La notion de connectivité n’est évidemment pas une spécificité des Eglises émergentes, mais l’évocation de ce qui caractérise ces nouvelles formes d’Eglise ne pouvait faire l’économie d’une réalité vécue tant par ceux qui constituent ces communautés que pour décrire certains aspects du fonctionnement même de ces Eglises. Leonard Sweet, Brian McLaren et Jerry Haselmayer considèrent que la notion de connectivité signifie trois choses pour les Eglises émergentes : « Premièrement et avant tout, être branché à l’Esprit Saint, la source de puissance que Dieu a mise à notre disposition pour répondre à nos besoins. Deuxièmement, être en phase avec la culture numérique environnante, que ce soit en termes de ministère ou de mode de fonctionnement personnel. Troisièmement, être connecté socialement, c’est-à-dire être en lien avec autrui » [63]. Ils affirment donc qu’être connecté est une réalité multifacettes qui touche à la fois la spiritualité, les modes de communications et les relations sociales.

Des Eglises holistiques

La majorité des Eglises émergentes cherchent à faire tomber les barrières de séparation qui peuvent exister entre ce qui est sacré et ce qui est séculier. Considérant que cette dichotomie est le fruit de la modernité et du processus de sécularisation, il s’agit en postmodernité de sortir de cette vision dualiste pour pleinement apprécier la présence de Dieu potentiellement partout et tout le temps. Il n’y a donc plus, dans la pensée émergente, de lieux sacrés, de temps sacrés, ni de personnes sacrées. La notion de sacralisation est d’ailleurs à distinguer de la vision probablement plus biblique de la sainteté. Partout où Dieu est reconnu et célébré est un lieu saint. La parole psalmique « C’est au Seigneur qu’appartient la terre, avec tout ce qui s’y trouve, le monde avec tous ceux qui l’habitent »  [64]  est paradigmatique de cette approche ecclésiale holistique. Ce désir des Eglises émergentes de dépasser la traditionnelle distinction entre ce qui est sacré et séculier peut les amener à utiliser des musiques, de la littérature, des films non spécialement chrétiens jusque dans les cultes.
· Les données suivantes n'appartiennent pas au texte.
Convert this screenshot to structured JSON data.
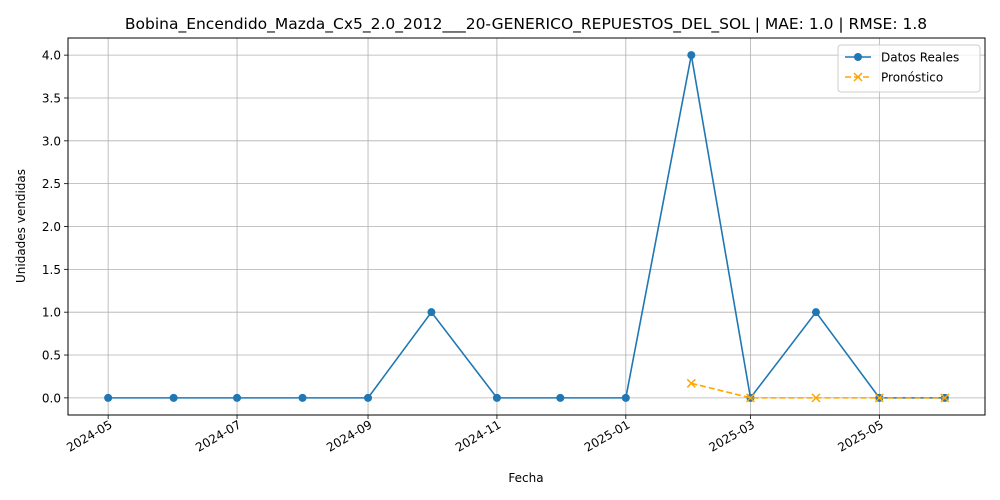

Si les temps ou les lieux habituellement réservés à ce qui est spirituel se voient envahis par des références considérées comme séculières, l’inverse est également vrai. La vie quotidienne, quels que soient ses lieux, ses moments, les rencontres qu’elle suscite, deviennent des lieux d’Eglise pourvu que la présence de Dieu y soit incarnée et manifestée.
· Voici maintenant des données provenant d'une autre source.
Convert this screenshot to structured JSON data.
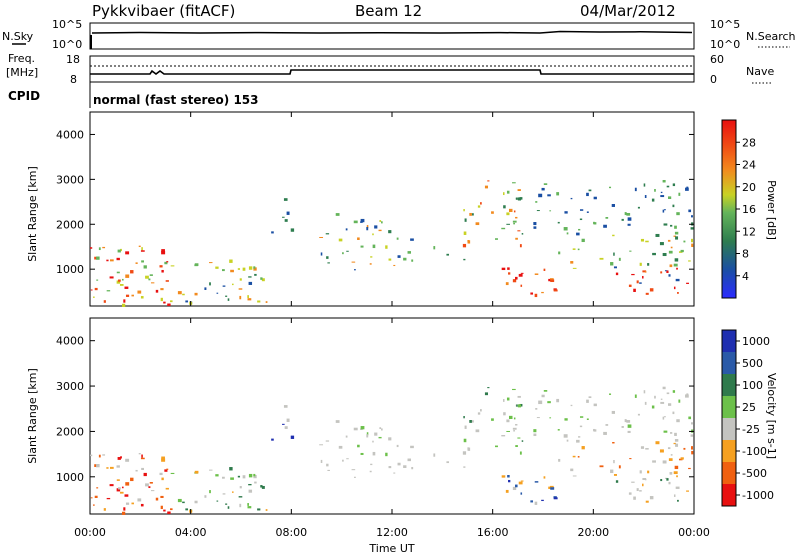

Des Eglises à la théologie narrative

Les postmodernes n’aiment peut-être pas les “grands récits” mais ils apprécient les récits. Ils font parfois fi de l’Histoire mais apprécient les histoires. Ceci est une manière de dire que les Eglises émergentes aiment à s’appuyer sur une approche narrative de la théologie. En effet, plusieurs penseurs de l’Eglise émergente considèrent qu’il est nécessaire de marquer une évolution et de passer d’une théologie de proposition à une théologie narrative. Se plaçant dans la lignée de la longue tradition qui remonte à Jésus et au-delà, la théologie narrative considère que la Bible est d’abord l’histoire de l’interaction entre Dieu et les hommes. Cela ne signifie pas que les Ecritures ne contiennent pas un certain nombre de vérités fondamentales, mais celles-ci doivent d’abord être entendues dans la dynamique d’une histoire en marche qui continue jusqu’à aujourd’hui dans la manière dont cette histoire peut se réaliser dans la vie des croyants, dans la vie des communautés. Laissant une place au mystère, l’approche narrative permet l’adhésion à des parcours de foi par identification avec des figures bibliques, ou avec des figures de chrétiens d’hier et d’aujourd’hui. Sans exclure une pensée conceptuelle à propos de la foi, il est donc aussi possible de distinguer les modes d’action de Dieu dans les histoires des uns et des autres.